Pero esa relación está siendo rota. La tala, los incendios, el avance urbano y las huertas de aguacate están devorando los bosques. Y con ellos, a los hongos.
“Cada vez hay menos bosque, por eso hay menos hongos”, dice el biólogo. “Y no solo se pierde el hongo amarillo: se va borrando todo un conocimiento que lleva siglos construyéndose en las comunidades”.
Gilberta Sámano, cocinera tradicional de la comunidad indígena de Crescencio Morales, en el Oriente michoacano lo sabe bien. Para ella, el hongo amarillo es parte del alma de su cocina.
“Yo lo he hecho asadito en el comal, a la mexicana, o en molito rojo o verde. También lo frío con cebollita y chilito y cuando lo comes, es como si te estuvieras comiendo una carnita, así bien sabroso”.
No habla solo de cocina: habla de identidad. “Desde chica me acostumbraron a comerlo, ahora lo busco con mi familia, los niños lo esperan. Les gusta mucho.
“Y como solo sale en esta temporada, lo cuidamos, lo esperamos, lo celebramos”, cuenta la mujer.
La temporada dura poco: entre julio y agosto, dependiendo de las lluvias, con un pico a finales de julio y principios de agosto. Hay quienes logran encontrarlo hasta septiembre, si la humedad del suelo lo permite. Pero hay que caminar. Cada vez más lejos.
Arnulfo Alcántara, también vendedor, dice que ahora tiene que recorrer más horas que antes. “Antes donde quiera había, pero ahora ya no, porque ya tiraron todos los montes”, dice.
El precio ha subido. Hace 15 años costaba 100 pesos el kilo. Hoy ronda los 400. Aun así, el hongo se vende. Es de los más buscados en los mercados locales de Morelia, Pátzcuaro y Uruapan.
“Este hongo se ha consumido desde hace generaciones”, asegura Gómez Reyes. “La gente en los pueblos sabe exactamente cuándo empieza a salir, cómo cambia la temporada, qué especie aparece primero y cuál después”.
Y es que no basta con encontrarlo: hay que saber recolectarlo. El investigador explica que en las comunidades se maneja de forma cuidadosa: cortan el pie del hongo sin arrancar la base, para que el micelio no se dañe. “Pero hay gente sin experiencia que se mete al bosque por moda o por turismo, y eso puede causar mucho daño. Incluso intoxicaciones”.

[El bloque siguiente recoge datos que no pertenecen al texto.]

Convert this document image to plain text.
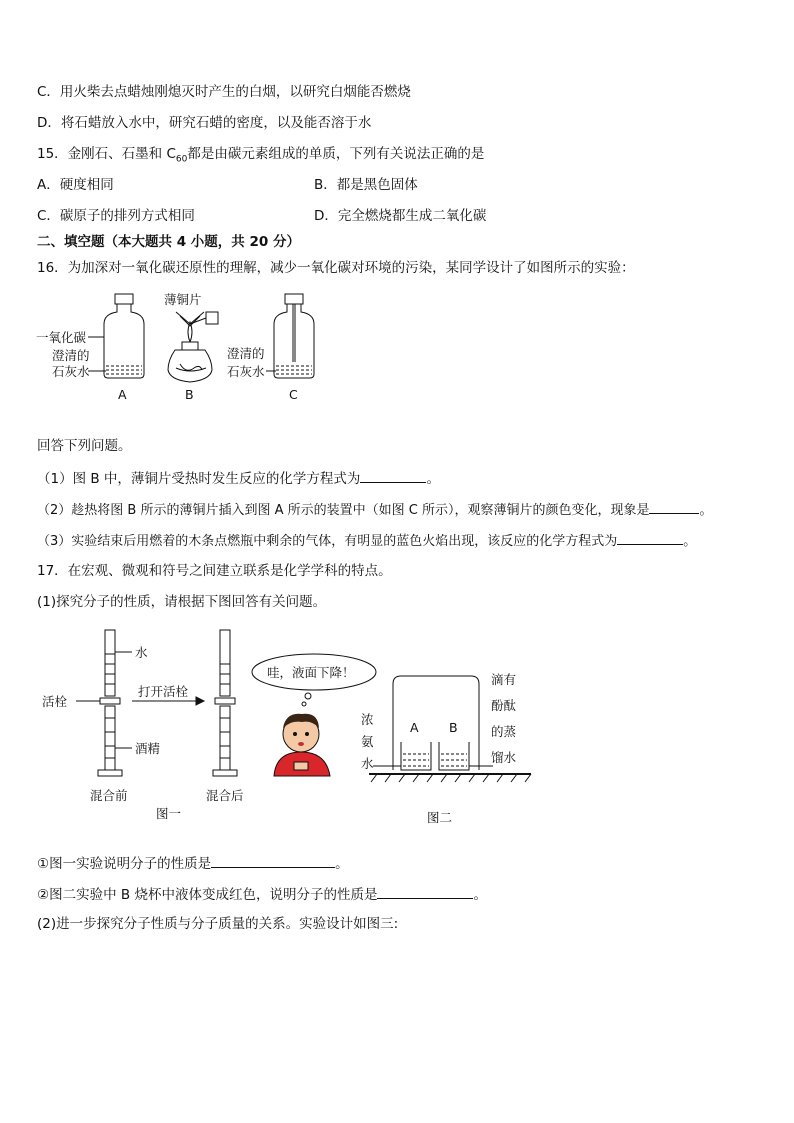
C．用火柴去点蜡烛刚熄灭时产生的白烟，以研究白烟能否燃烧
D．将石蜡放入水中，研究石蜡的密度，以及能否溶于水
15．金刚石、石墨和 $C_{60}$都是由碳元素组成的单质，下列有关说法正确的是
A．硬度相同	B．都是黑色固体
C．碳原子的排列方式相同	D．完全燃烧都生成二氧化碳
二、填空题（本大题共 4 小题，共 20 分）
16．为加深对一氧化碳还原性的理解，减少一氧化碳对环境的污染，某同学设计了如图所示的实验：
一氧化碳
澄清的
石灰水
A
薄铜片
B
澄清的
石灰水
C
回答下列问题。
（1）图 B 中，薄铜片受热时发生反应的化学方程式为	。
（2）趁热将图 B 所示的薄铜片插入到图 A 所示的装置中（如图 C 所示），观察薄铜片的颜色变化，现象是	。
（3）实验结束后用燃着的木条点燃瓶中剩余的气体，有明显的蓝色火焰出现，该反应的化学方程式为	。
17．在宏观、微观和符号之间建立联系是化学学科的特点。
(1)探究分子的性质，请根据下图回答有关问题。
水
活栓
打开活栓
酒精
混合前	混合后
图一
哇，液面下降！
浓
氨
水
A B
滴有
酚酞
的蒸
馏水
图二
①图一实验说明分子的性质是	。
②图二实验中 B 烧杯中液体变成红色，说明分子的性质是	。
(2)进一步探究分子性质与分子质量的关系。实验设计如图三:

Por eso insiste: “La regla número uno es no recolectar si no se tiene conocimiento. Si quieren probarlo, lo mejor es comprarlo a quienes llevan años recolectándolo y vendiéndolo. En los mercados hay gente que ha mantenido viva esta tradición”.
El hongo amarillo no es solo un ingrediente. Es un puente entre el bosque y la mesa, entre los abuelos y los nietos, entre lo que fuimos y lo que todavía podemos conservar. Cada que una mano lo pone sobre el comal, no sólo se cocina: se honra la tierra, se celebra el bosque y se defiende una memoria que aún late, aunque cada vez con menos fuerza.